Hidalgo-Tenorio Carmen, Bou German, Oliver Antonio, Rodríguez-Aguirregabiria Montserrat, Salavert Miguel, Martínez-Martínez Luis
Hospital Universitario Virgen de las Nieves de Granada, Instituto de Investigación Biosanitario de Granada (IBS-Granada), Granada, Spain.
Departamento de Medicina, Universidad de Granada, Granada, Spain.
Drugs. 2024 Dec;84(12):1519-1539. doi: 10.1007/s40265-024-02102-8. Epub 2024 Oct 28.

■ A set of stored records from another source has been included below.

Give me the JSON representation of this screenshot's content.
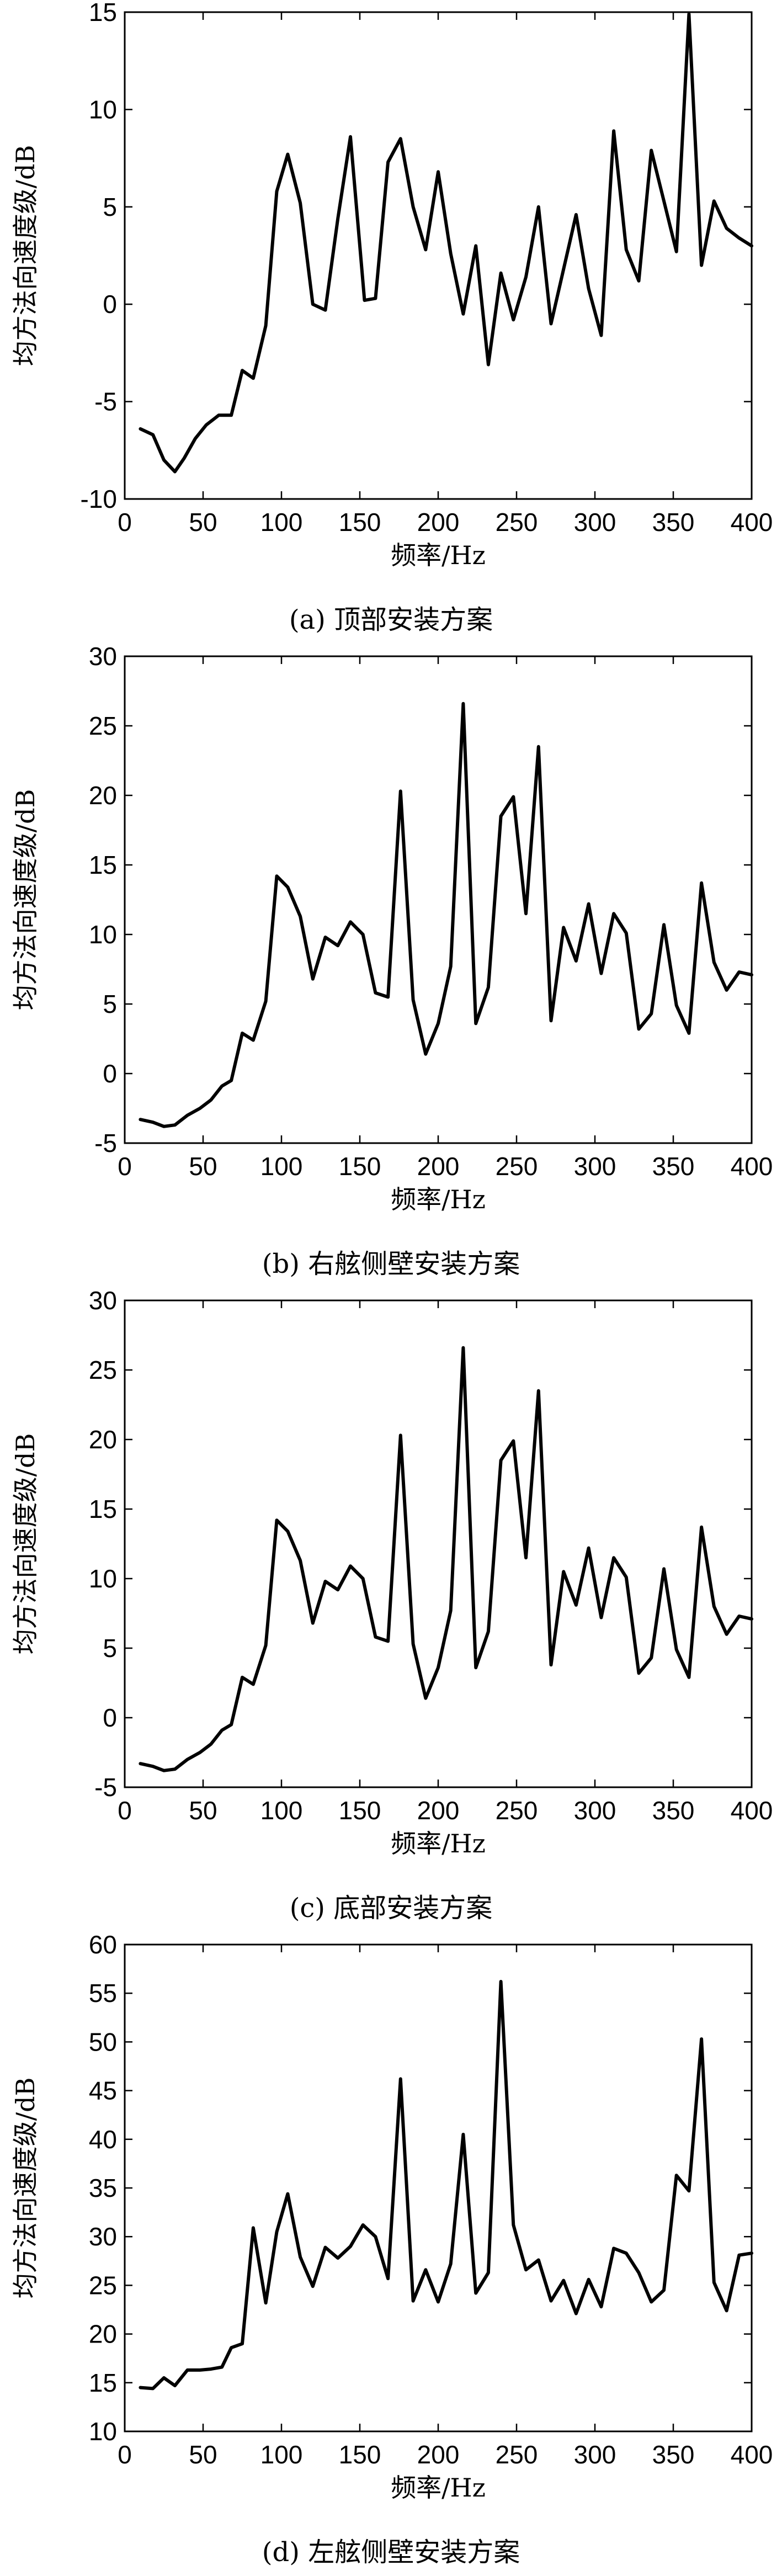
{
  "chart_data": [
    {
      "type": "line",
      "caption": "(a) 顶部安装方案",
      "xlabel": "频率/Hz",
      "ylabel": "均方法向速度级/dB",
      "xlim": [
        0,
        400
      ],
      "ylim": [
        -10,
        15
      ],
      "xticks": [
        0,
        50,
        100,
        150,
        200,
        250,
        300,
        350,
        400
      ],
      "yticks": [
        -10,
        -5,
        0,
        5,
        10,
        15
      ],
      "grid": false,
      "x": [
        10,
        18,
        25,
        32,
        38,
        45,
        52,
        60,
        68,
        75,
        82,
        90,
        97,
        104,
        112,
        120,
        128,
        136,
        144,
        153,
        160,
        168,
        176,
        184,
        192,
        200,
        208,
        216,
        224,
        232,
        240,
        248,
        256,
        264,
        272,
        280,
        288,
        296,
        304,
        312,
        320,
        328,
        336,
        344,
        352,
        360,
        368,
        376,
        384,
        392,
        400
      ],
      "values": [
        -6.4,
        -6.7,
        -8.0,
        -8.6,
        -7.9,
        -6.9,
        -6.2,
        -5.7,
        -5.7,
        -3.4,
        -3.8,
        -1.1,
        5.8,
        7.7,
        5.2,
        0.0,
        -0.3,
        4.4,
        8.6,
        0.2,
        0.3,
        7.3,
        8.5,
        5.0,
        2.8,
        6.8,
        2.6,
        -0.5,
        3.0,
        -3.1,
        1.6,
        -0.8,
        1.4,
        5.0,
        -1.0,
        1.8,
        4.6,
        0.8,
        -1.6,
        8.9,
        2.8,
        1.2,
        7.9,
        5.3,
        2.7,
        14.9,
        2.0,
        5.3,
        3.9,
        3.4,
        3.0
      ]
    },
    {
      "type": "line",
      "caption": "(b) 右舷侧壁安装方案",
      "xlabel": "频率/Hz",
      "ylabel": "均方法向速度级/dB",
      "xlim": [
        0,
        400
      ],
      "ylim": [
        -5,
        30
      ],
      "xticks": [
        0,
        50,
        100,
        150,
        200,
        250,
        300,
        350,
        400
      ],
      "yticks": [
        -5,
        0,
        5,
        10,
        15,
        20,
        25,
        30
      ],
      "grid": false,
      "x": [
        10,
        18,
        25,
        32,
        40,
        48,
        55,
        62,
        68,
        75,
        82,
        90,
        97,
        104,
        112,
        120,
        128,
        136,
        144,
        152,
        160,
        168,
        176,
        184,
        192,
        200,
        208,
        216,
        224,
        232,
        240,
        248,
        256,
        264,
        272,
        280,
        288,
        296,
        304,
        312,
        320,
        328,
        336,
        344,
        352,
        360,
        368,
        376,
        384,
        392,
        400
      ],
      "values": [
        -3.3,
        -3.5,
        -3.8,
        -3.7,
        -3.0,
        -2.5,
        -1.9,
        -0.9,
        -0.5,
        2.9,
        2.4,
        5.2,
        14.2,
        13.4,
        11.3,
        6.8,
        9.8,
        9.2,
        10.9,
        10.0,
        5.8,
        5.5,
        20.3,
        5.3,
        1.4,
        3.6,
        7.7,
        26.6,
        3.6,
        6.2,
        18.5,
        19.9,
        11.5,
        23.5,
        3.8,
        10.5,
        8.1,
        12.2,
        7.2,
        11.5,
        10.1,
        3.2,
        4.3,
        10.7,
        4.9,
        2.9,
        13.7,
        8.0,
        6.0,
        7.3,
        7.1
      ]
    },
    {
      "type": "line",
      "caption": "(c) 底部安装方案",
      "xlabel": "频率/Hz",
      "ylabel": "均方法向速度级/dB",
      "xlim": [
        0,
        400
      ],
      "ylim": [
        -5,
        30
      ],
      "xticks": [
        0,
        50,
        100,
        150,
        200,
        250,
        300,
        350,
        400
      ],
      "yticks": [
        -5,
        0,
        5,
        10,
        15,
        20,
        25,
        30
      ],
      "grid": false,
      "x": [
        10,
        18,
        25,
        32,
        40,
        48,
        55,
        62,
        68,
        75,
        82,
        90,
        97,
        104,
        112,
        120,
        128,
        136,
        144,
        152,
        160,
        168,
        176,
        184,
        192,
        200,
        208,
        216,
        224,
        232,
        240,
        248,
        256,
        264,
        272,
        280,
        288,
        296,
        304,
        312,
        320,
        328,
        336,
        344,
        352,
        360,
        368,
        376,
        384,
        392,
        400
      ],
      "values": [
        -3.3,
        -3.5,
        -3.8,
        -3.7,
        -3.0,
        -2.5,
        -1.9,
        -0.9,
        -0.5,
        2.9,
        2.4,
        5.2,
        14.2,
        13.4,
        11.3,
        6.8,
        9.8,
        9.2,
        10.9,
        10.0,
        5.8,
        5.5,
        20.3,
        5.3,
        1.4,
        3.6,
        7.7,
        26.6,
        3.6,
        6.2,
        18.5,
        19.9,
        11.5,
        23.5,
        3.8,
        10.5,
        8.1,
        12.2,
        7.2,
        11.5,
        10.1,
        3.2,
        4.3,
        10.7,
        4.9,
        2.9,
        13.7,
        8.0,
        6.0,
        7.3,
        7.1
      ]
    },
    {
      "type": "line",
      "caption": "(d) 左舷侧壁安装方案",
      "xlabel": "频率/Hz",
      "ylabel": "均方法向速度级/dB",
      "xlim": [
        0,
        400
      ],
      "ylim": [
        10,
        60
      ],
      "xticks": [
        0,
        50,
        100,
        150,
        200,
        250,
        300,
        350,
        400
      ],
      "yticks": [
        10,
        15,
        20,
        25,
        30,
        35,
        40,
        45,
        50,
        55,
        60
      ],
      "grid": false,
      "x": [
        10,
        18,
        25,
        32,
        40,
        48,
        55,
        62,
        68,
        75,
        82,
        90,
        97,
        104,
        112,
        120,
        128,
        136,
        144,
        152,
        160,
        168,
        176,
        184,
        192,
        200,
        208,
        216,
        224,
        232,
        240,
        248,
        256,
        264,
        272,
        280,
        288,
        296,
        304,
        312,
        320,
        328,
        336,
        344,
        352,
        360,
        368,
        376,
        384,
        392,
        400
      ],
      "values": [
        14.5,
        14.4,
        15.5,
        14.7,
        16.3,
        16.3,
        16.4,
        16.6,
        18.6,
        19.0,
        30.9,
        23.2,
        30.5,
        34.4,
        27.9,
        24.9,
        28.9,
        27.8,
        29.0,
        31.2,
        30.0,
        25.7,
        46.2,
        23.4,
        26.6,
        23.3,
        27.2,
        40.5,
        24.2,
        26.3,
        56.2,
        31.2,
        26.6,
        27.6,
        23.4,
        25.5,
        22.1,
        25.6,
        22.8,
        28.8,
        28.3,
        26.3,
        23.3,
        24.5,
        36.3,
        34.7,
        50.3,
        25.3,
        22.4,
        28.1,
        28.3
      ]
    }
  ]
}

Gram-negative multidrug-resistant (MDR) bacteria, including Enterobacterales, Acinetobacter baumannii, and Pseudomonas aeruginosa, pose a significant challenge in clinical practice. Infections caused by metallo-β-lactamase (MBL)-producing Gram-negative organisms, in particular, require careful consideration due to their complexity and varied prevalence, given that the microbiological diagnosis of these pathogens is intricate and compounded by challenges in assessing the efficacy of anti-MBL antimicrobials. We discuss both established and new approaches in the treatment of MBL-producing Gram-negative infections, focusing on 3 strategies: colistin; the recently approved combination of aztreonam with avibactam (or with ceftazidime/avibactam); and cefiderocol. Despite its significant activity against various Gram-negative pathogens, the efficacy of colistin is limited by resistance mechanisms, while nephrotoxicity and acute renal injury call for careful dosing and monitoring in clinical practice. Aztreonam combined with avibactam (or with avibactam/ceftazidime if aztreonam plus avibactam is not available) exhibits potent activity against MBL-producing Gram-negative pathogens. Cefiderocol in monotherapy is effective against a wide range of multidrug-resistant organisms, including MBL producers, and favorable clinical outcomes have been observed in various clinical trials and case series. After examining scientific evidence in the management of infections caused by MBL-producing Gram-negative bacteria, we have developed a comprehensive clinical algorithm to guide therapeutic decision making. We recommend reserving colistin as a last-resort option for MDR Gram-negative infections. Cefiderocol and aztreonam/avibactam represent favorable options against MBL-producing pathogens. In the case of P. aeruginosa with MBL-producing enzymes and with difficult-to-treat resistance, cefiderocol is the preferred option. Further research is needed to optimize treatment strategies and minimize resistance.
革兰氏阴性多重耐药(MDR)细菌,包括肠杆菌科、鲍曼不动杆菌和铜绿假单胞菌,在临床实践中构成了重大挑战。由产金属β-内酰胺酶(MBL)的革兰氏阴性菌引起的感染尤其需要谨慎考虑,因为其复杂性和不同的流行率,鉴于这些病原体的微生物学诊断复杂,且评估抗MBL抗菌药物疗效时面临诸多挑战。我们讨论了治疗产MBL革兰氏阴性菌感染的既定方法和新方法,重点关注三种策略:黏菌素;最近批准的氨曲南与阿维巴坦(或与头孢他啶/阿维巴坦)的联合用药;以及头孢地尔。尽管黏菌素对各种革兰氏阴性病原体具有显著活性,但其疗效受到耐药机制的限制,而肾毒性和急性肾损伤要求在临床实践中谨慎给药和监测。氨曲南与阿维巴坦联合使用(如果没有氨曲南加阿维巴坦,则与阿维巴坦/头孢他啶联合使用)对产MBL革兰氏阴性病原体具有强大活性。头孢地尔单药治疗对包括产MBL菌在内的多种多重耐药菌有效,并且在各种临床试验和病例系列中观察到了良好的临床结果。在研究了产MBL革兰氏阴性菌感染管理中的科学证据后,我们制定了一个全面的临床算法来指导治疗决策。我们建议将黏菌素保留为MDR革兰氏阴性菌感染的最后手段。头孢地尔和氨曲南/阿维巴坦是针对产MBL病原体的有利选择。对于产MBL酶且耐药难以治疗的铜绿假单胞菌,头孢地尔是首选。需要进一步研究以优化治疗策略并尽量减少耐药性。